CMS is soliticing comments on the proposed national coverage decision until Dec. 10.

The determination of eligibility for LDCT screening will depend on age, absence of signs or symptoms of lung disease, a specific calculation of cigarette smoking pack-years; and if a former smoker, the number of years since quitting. Shared decision making, including the use of one or more decision aids, needs to include the benefits, harms, follow-up diagnostic testing, over-diagnosis, false positive rate, and total radiation exposure.

Counseling must address the importance of adherence to annual LDCT lung cancer screening, the impact of comorbidities, and the ability or willingness to undergo diagnosis and treatment. Also, counseling needs to include the importance of maintaining cigarette smoking abstinence among former smokers and a plan for smoking cessation in current smokers and, if appropriate, offering additional Medicare-covered tobacco cessation counseling services.

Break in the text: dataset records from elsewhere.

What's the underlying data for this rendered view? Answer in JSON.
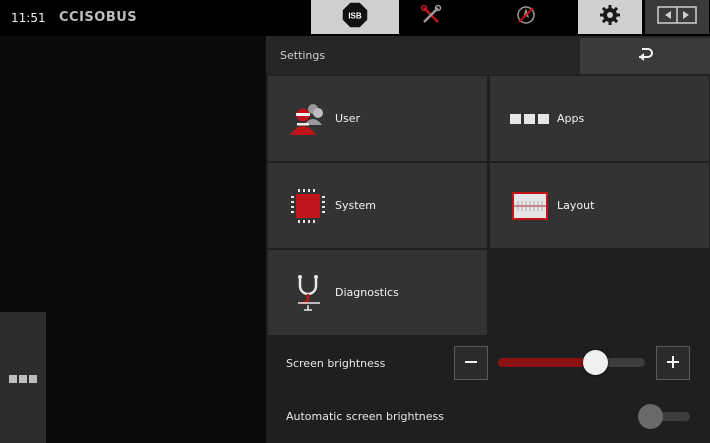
{
  "topbar": {
    "clock": "11:51",
    "brand": "CCISOBUS",
    "isb_label": "ISB"
  },
  "icons": {
    "isb": "isb-octagon-icon",
    "tools": "tools-crossed-icon",
    "navigation": "navigation-disabled-icon",
    "settings": "gear-icon",
    "swap": "swap-screens-icon",
    "back": "return-arrow-icon",
    "apps_menu": "three-squares-icon"
  },
  "settings": {
    "title": "Settings",
    "tiles": [
      {
        "label": "User",
        "icon": "user-group-icon"
      },
      {
        "label": "Apps",
        "icon": "apps-squares-icon"
      },
      {
        "label": "System",
        "icon": "chip-icon"
      },
      {
        "label": "Layout",
        "icon": "layout-screen-icon"
      },
      {
        "label": "Diagnostics",
        "icon": "stethoscope-icon"
      }
    ],
    "brightness": {
      "label": "Screen brightness",
      "level_percent": 66
    },
    "auto_brightness": {
      "label": "Automatic screen brightness",
      "enabled": false
    }
  },
  "colors": {
    "accent_red": "#c0141a",
    "dark_red": "#8a1212",
    "panel_bg": "#1f1f1f",
    "tile_bg": "#333333",
    "active_button": "#cfcfcf"
  }
}
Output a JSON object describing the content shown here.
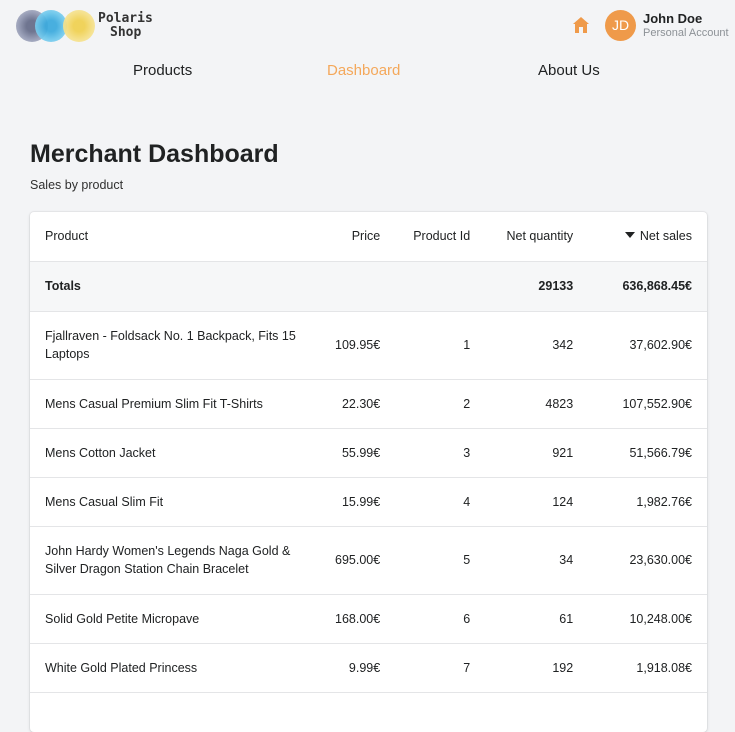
{
  "brand": {
    "line1": "Polaris",
    "line2": "Shop",
    "colors": [
      "#7c8199",
      "#45b3e2",
      "#f2d55c"
    ]
  },
  "header": {
    "home_icon": "home-icon",
    "avatar_initials": "JD",
    "user_name": "John Doe",
    "user_role": "Personal Account",
    "accent": "#ef9a4a"
  },
  "nav": {
    "items": [
      {
        "label": "Products",
        "active": false
      },
      {
        "label": "Dashboard",
        "active": true
      },
      {
        "label": "About Us",
        "active": false
      }
    ],
    "active_color": "#f4a85b"
  },
  "page": {
    "title": "Merchant Dashboard",
    "subtitle": "Sales by product"
  },
  "table": {
    "columns": [
      "Product",
      "Price",
      "Product Id",
      "Net quantity",
      "Net sales"
    ],
    "sorted_column": "Net sales",
    "totals": {
      "label": "Totals",
      "net_quantity": "29133",
      "net_sales": "636,868.45€"
    },
    "rows": [
      {
        "product": "Fjallraven - Foldsack No. 1 Backpack, Fits 15 Laptops",
        "price": "109.95€",
        "id": "1",
        "qty": "342",
        "sales": "37,602.90€"
      },
      {
        "product": "Mens Casual Premium Slim Fit T-Shirts",
        "price": "22.30€",
        "id": "2",
        "qty": "4823",
        "sales": "107,552.90€"
      },
      {
        "product": "Mens Cotton Jacket",
        "price": "55.99€",
        "id": "3",
        "qty": "921",
        "sales": "51,566.79€"
      },
      {
        "product": "Mens Casual Slim Fit",
        "price": "15.99€",
        "id": "4",
        "qty": "124",
        "sales": "1,982.76€"
      },
      {
        "product": "John Hardy Women's Legends Naga Gold & Silver Dragon Station Chain Bracelet",
        "price": "695.00€",
        "id": "5",
        "qty": "34",
        "sales": "23,630.00€"
      },
      {
        "product": "Solid Gold Petite Micropave",
        "price": "168.00€",
        "id": "6",
        "qty": "61",
        "sales": "10,248.00€"
      },
      {
        "product": "White Gold Plated Princess",
        "price": "9.99€",
        "id": "7",
        "qty": "192",
        "sales": "1,918.08€"
      }
    ]
  }
}
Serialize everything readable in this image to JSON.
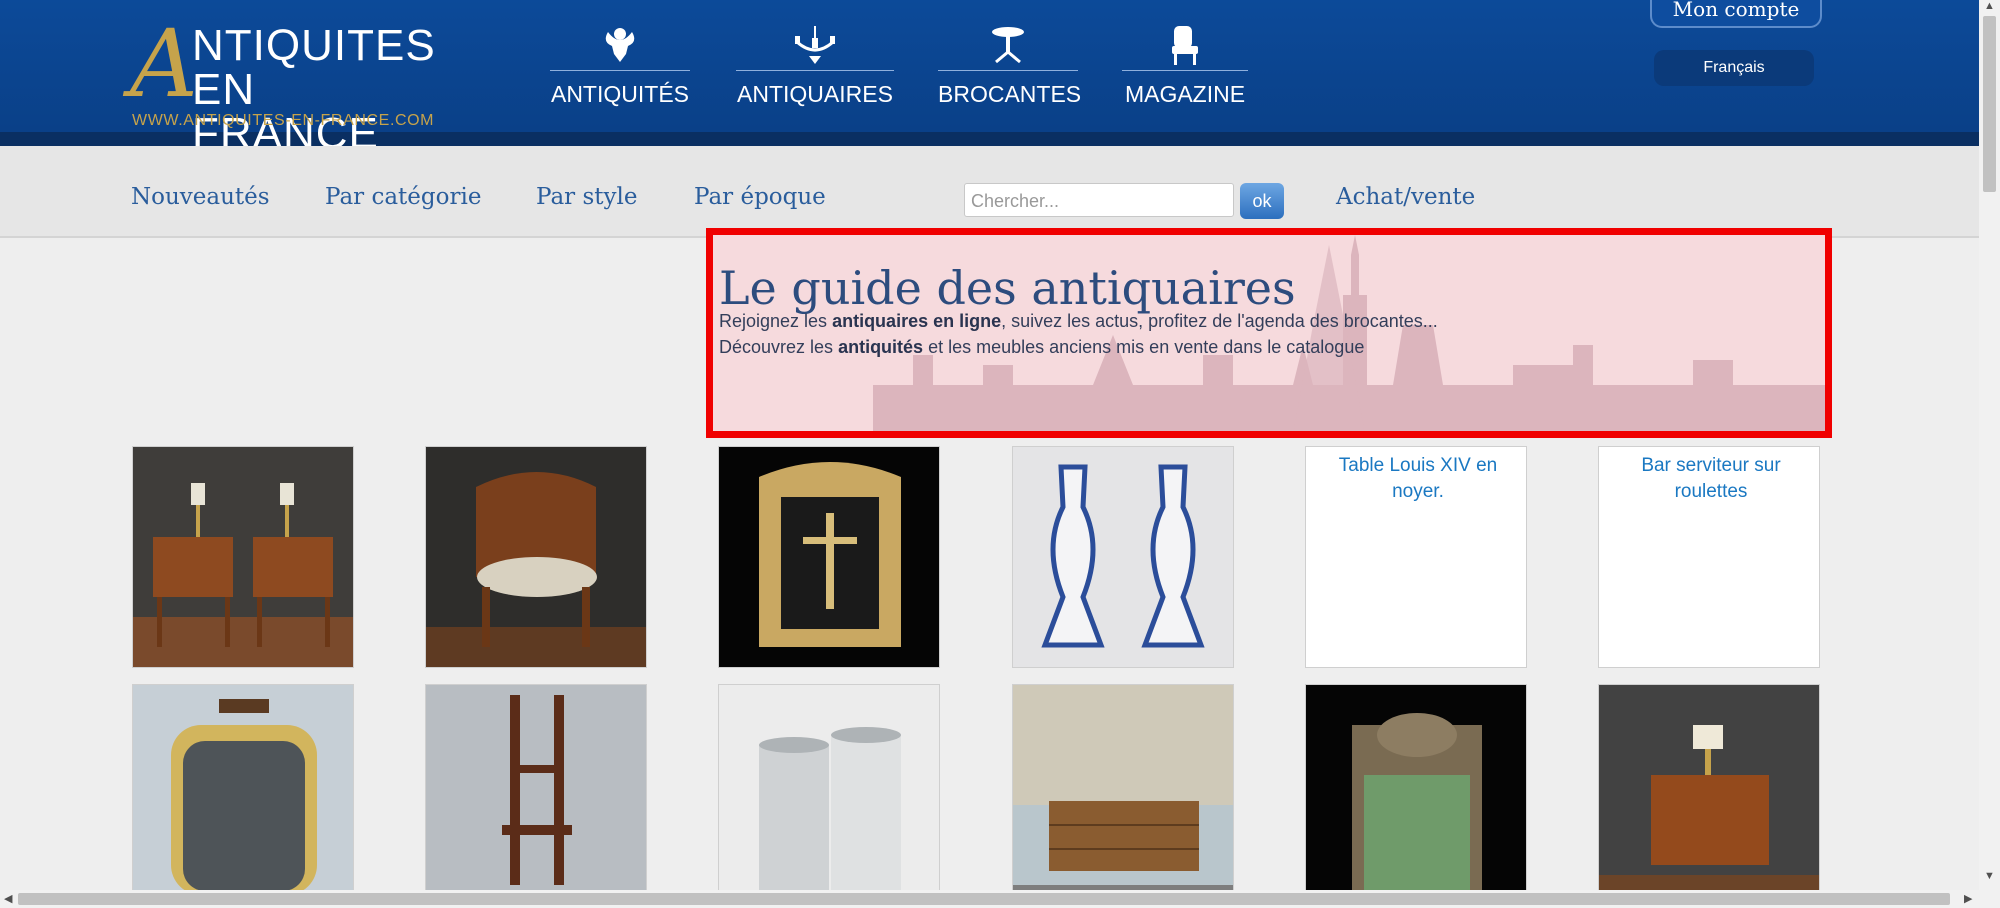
{
  "header": {
    "logo_first_letter": "A",
    "logo_line1": "NTIQUITES",
    "logo_line2": "EN FRANCE",
    "logo_url": "WWW.ANTIQUITES-EN-FRANCE.COM",
    "nav": [
      {
        "label": "ANTIQUITÉS",
        "icon": "cherub-icon"
      },
      {
        "label": "ANTIQUAIRES",
        "icon": "chandelier-icon"
      },
      {
        "label": "BROCANTES",
        "icon": "table-icon"
      },
      {
        "label": "MAGAZINE",
        "icon": "chair-icon"
      }
    ],
    "account_label": "Mon compte",
    "language": "Français"
  },
  "subnav": {
    "links": [
      "Nouveautés",
      "Par catégorie",
      "Par style",
      "Par époque"
    ],
    "search_placeholder": "Chercher...",
    "search_button": "ok",
    "achat_vente": "Achat/vente"
  },
  "intro": {
    "title": "Le guide des antiquaires",
    "line1_before": "Rejoignez les ",
    "line1_bold": "antiquaires en ligne",
    "line1_after": ", suivez les actus, profitez de l'agenda des brocantes...",
    "line2_before": "Découvrez les ",
    "line2_bold": "antiquités",
    "line2_after": " et les meubles anciens mis en vente dans le catalogue"
  },
  "grid": {
    "broken_alt_1": "Table Louis XIV en noyer.",
    "broken_alt_2": "Bar serviteur sur roulettes"
  },
  "colors": {
    "header_blue": "#0c4a99",
    "gold": "#c6a34b",
    "link_blue": "#2a5d9c",
    "highlight_border": "#f00000"
  }
}
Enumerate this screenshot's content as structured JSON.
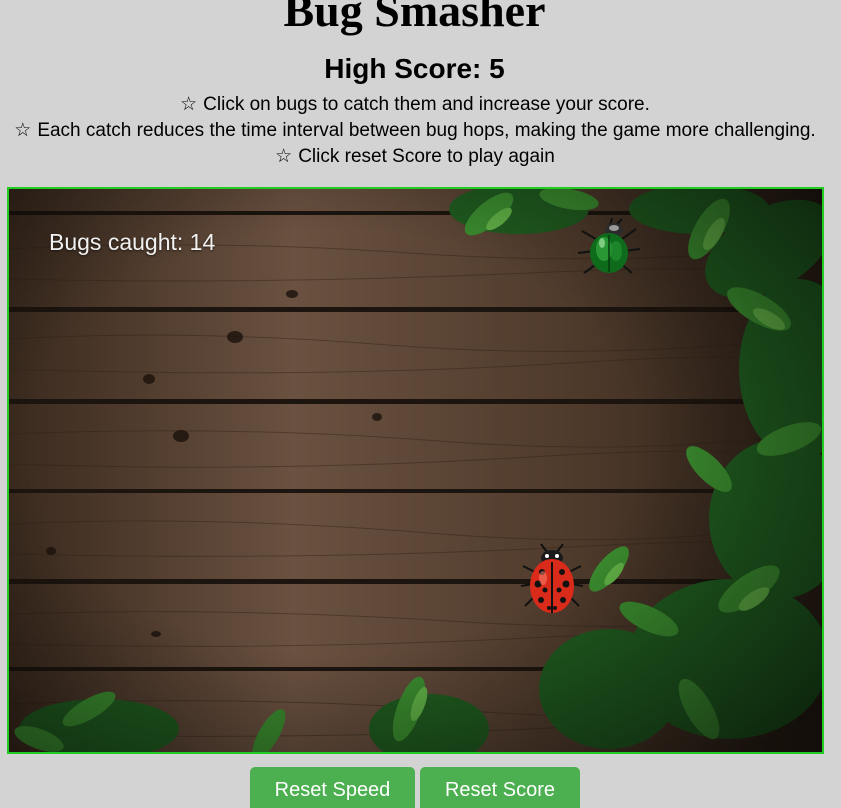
{
  "title": "Bug Smasher",
  "high_score": "High Score: 5",
  "instructions": [
    {
      "icon": "☆",
      "text": "Click on bugs to catch them and increase your score."
    },
    {
      "icon": "☆",
      "text": "Each catch reduces the time interval between bug hops, making the game more challenging."
    },
    {
      "icon": "☆",
      "text": "Click reset Score to play again"
    }
  ],
  "game": {
    "bugs_caught_label": "Bugs caught: 14",
    "border_color": "#22cc22",
    "bugs": [
      {
        "name": "green-beetle",
        "icon": "beetle-icon"
      },
      {
        "name": "red-ladybug",
        "icon": "ladybug-icon"
      }
    ]
  },
  "buttons": {
    "reset_speed": "Reset Speed",
    "reset_score": "Reset Score",
    "color": "#4caf50"
  }
}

Written orders for both initial and subsequent LDCT lung cancer screenings must be documented in the beneficiaries’ medical records and include patient date of birth, pack-year smoking history, and current smoking status or the number of years since quitting smoking. The order must also include a statement that the beneficiary is asymptomatic; and the NPI of the ordering practitioner.

To be eligible to perform the screening, radiologists must be board certified and involved in the supervision and interpretation of at least 300 chest CT acquisitions in the past 3 years.

Medicare-eligible centers for lung cancer LDCT screening must have participated in past lung cancer screening trials, such as the National Lung Screening Trial or be an accredited advanced diagnostic imaging center with training and experience in LDCT lung cancer screening. They must use LDCTs with an effective radiation dose less than 1.5 mSv, and they must collect and submit data to a CMS-approved national registry for each LDCT lung cancer screening performed.